Alberta to mandate sprinklers in all seniors’ homes within 3 years

Seniors minister vows to install sprinkler systems in all seniors lodges and long-term care spaces

DARCY HENTON, CALGARY HERALD
More from Darcy Henton, Calgary Herald
Published on: March 10, 2015
Last Updated: March 10, 2015 4:51 PM MDT

Seniors Minister Jeff Johnson announced approved fire system upgrade projects in seniors residences during a news conference at Hardisty Care Centre in Edmonton on March 10, 2015.
Seniors Minister Jeff Johnson announced approved fire system upgrade projects in seniors residences during a news conference at Hardisty Care Centre in Edmonton on March 10, 2015.

All seniors lodges and long-term care facilities will be upgraded with fire suppression sprinklers through an $80-million program over the next three years, Seniors Minister Jeff Johnson said Tuesday.

Johnson said the Progressive Conservative government boosted funding for the retrofit by $10 million to tackle all of the facilities in the province after announcing a $70-million first phase of the program last October.

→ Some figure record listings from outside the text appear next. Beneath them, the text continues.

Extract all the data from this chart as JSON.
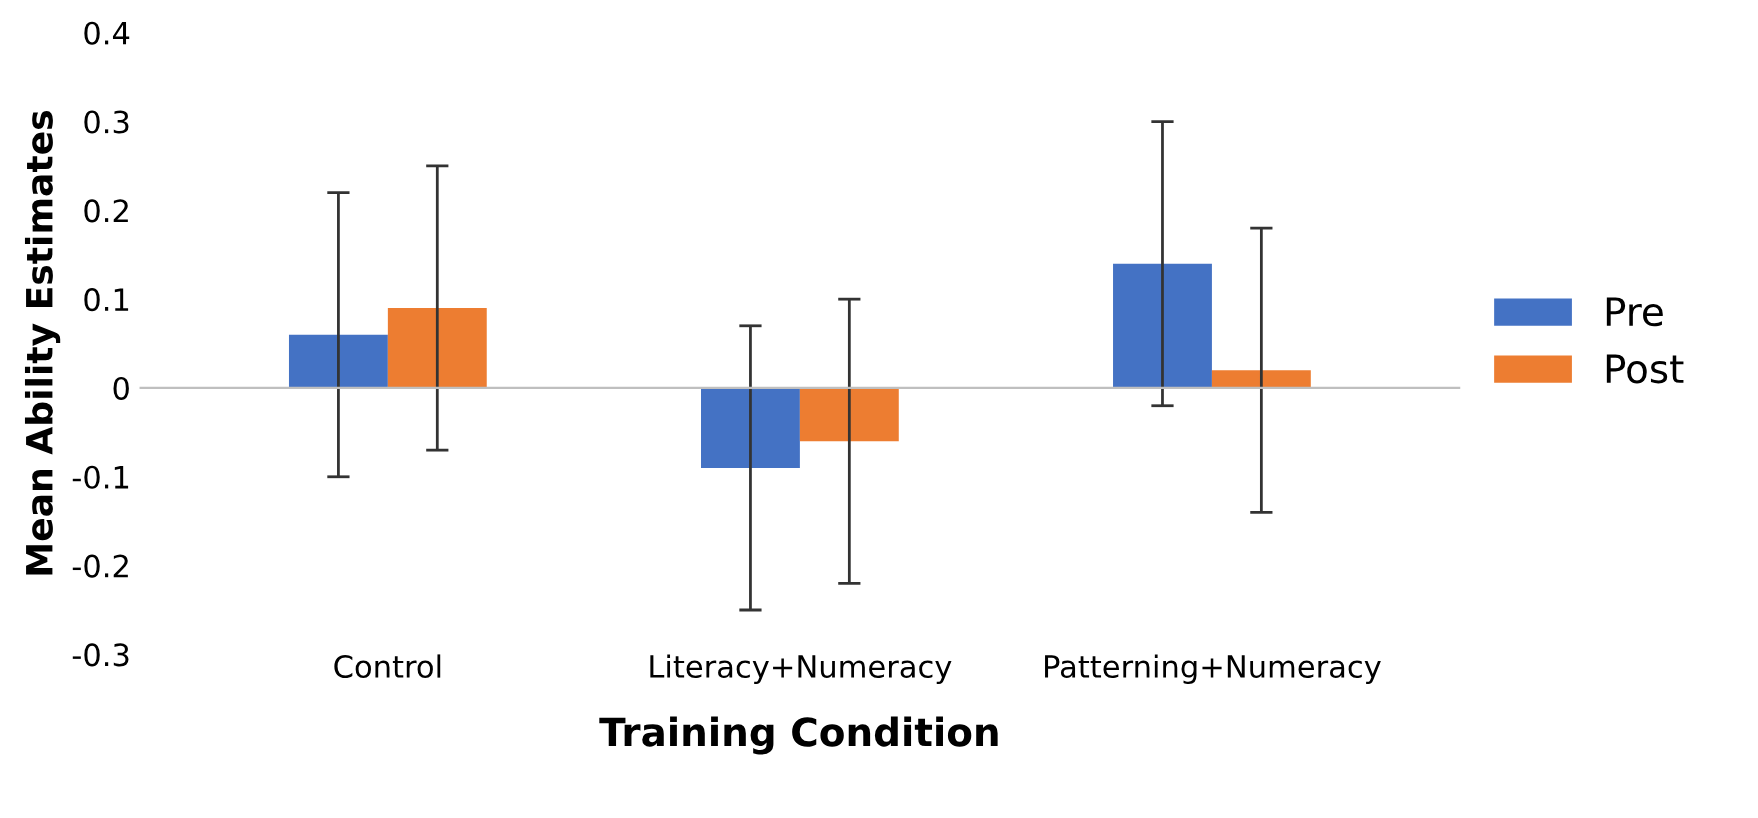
{
  "chart_data": {
    "type": "bar",
    "xlabel": "Training Condition",
    "ylabel": "Mean Ability Estimates",
    "categories": [
      "Control",
      "Literacy+Numeracy",
      "Patterning+Numeracy"
    ],
    "series": [
      {
        "name": "Pre",
        "color": "#4472c4",
        "values": [
          0.06,
          -0.09,
          0.14
        ],
        "errors": [
          0.16,
          0.16,
          0.16
        ]
      },
      {
        "name": "Post",
        "color": "#ed7d31",
        "values": [
          0.09,
          -0.06,
          0.02
        ],
        "errors": [
          0.16,
          0.16,
          0.16
        ]
      }
    ],
    "ylim": [
      -0.3,
      0.4
    ],
    "yticks": [
      -0.3,
      -0.2,
      -0.1,
      0,
      0.1,
      0.2,
      0.3,
      0.4
    ],
    "legend": "right"
  }
}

“We want to get rolling on this immediately,” Johnson told seniors and seniors housing officials at the Hardisty Care Centre in east Edmonton.

The money allocated from the province’s social housing fund will pay for upgrades in 6,500 units in 105 facilities around the province.

The first priority will be given to facilities housing seniors with mobility issues and those served by volunteer fire departments in rural areas, Johnson said.

The minister said he hopes to announce additional money to pay for the installation of fire suppression sprinklers in seniors’ assisted-living complexes in the near future.

Most of the province’s 24,000 seniors housing units aren’t fully equipped with fire suppression sprinkler systems because they weren’t required under the building code until 1990.

Ministry documents obtained under freedom of information legislation reveal that 455 of the province’s 657 seniors facilities are not fully equipped with sprinkler suppression systems.

Several provinces, including Ontario and Quebec moved to make sprinkler systems mandatory in seniors facilities after a fire at a nursing home in Quebec last year killed 32 seniors.

Sprinklers installed in the living units of seniors facilities suppress fires and give seniors with mobility issues more time to evacuate.

Joe Patterson, 79, whose wife has been residing in the 48-year old Hardisty Care Centre for four years, applauded the announcement.

“This is an old building and if you got a fire in it … it would go up in no time,” he said. “It’s a very good idea. It should have been done years ago.”

But NDP critic David Eggen pointed out that five months have passed since the government set aside funds for the sprinkler program, and so far not one has been installed.

Eggen said “for the sake of safety,” he wished the Tories had started installing sprinkler systems when they first announced the program in October.

“Considering the tragedy that happened in Quebec … we know that it’s incumbent on all of us to act in the most expeditious way,” he said. “Let’s not forget this announcement now will cover only about half of the facilities that require retrofitting.”

Johnson said it was important to survey the facility operators to determine their needs in order to plan for the upgrades.

“We want to be thoughtful about how we’re going to do this,” he said. “We could have been rash and just thrown money out the door. It might have cost us three times as much and we might not have had the impact that we really want to have.”

Johnson also rejected calls to make sprinkler systems mandatory, saying most of the buildings constructed before 1990 are owned or operated by the province anyway and it’s the government’s responsibility to upgrade the fire suppression systems.

Doug Mills, president of Alberta Senior Citizens Housing Association, said he was pleased the government was tackling all long-term care facilities and seniors lodges immediately.

“This has been a fruitful, collaborative effort,” he said.

John Pray of the Alberta Continuing Care Association said he appreciated the government is proceeding with the sprinkler program despite the fiscal crisis triggered by the collapse of oil prices.

“I think today’s announcement is just the start,” he said.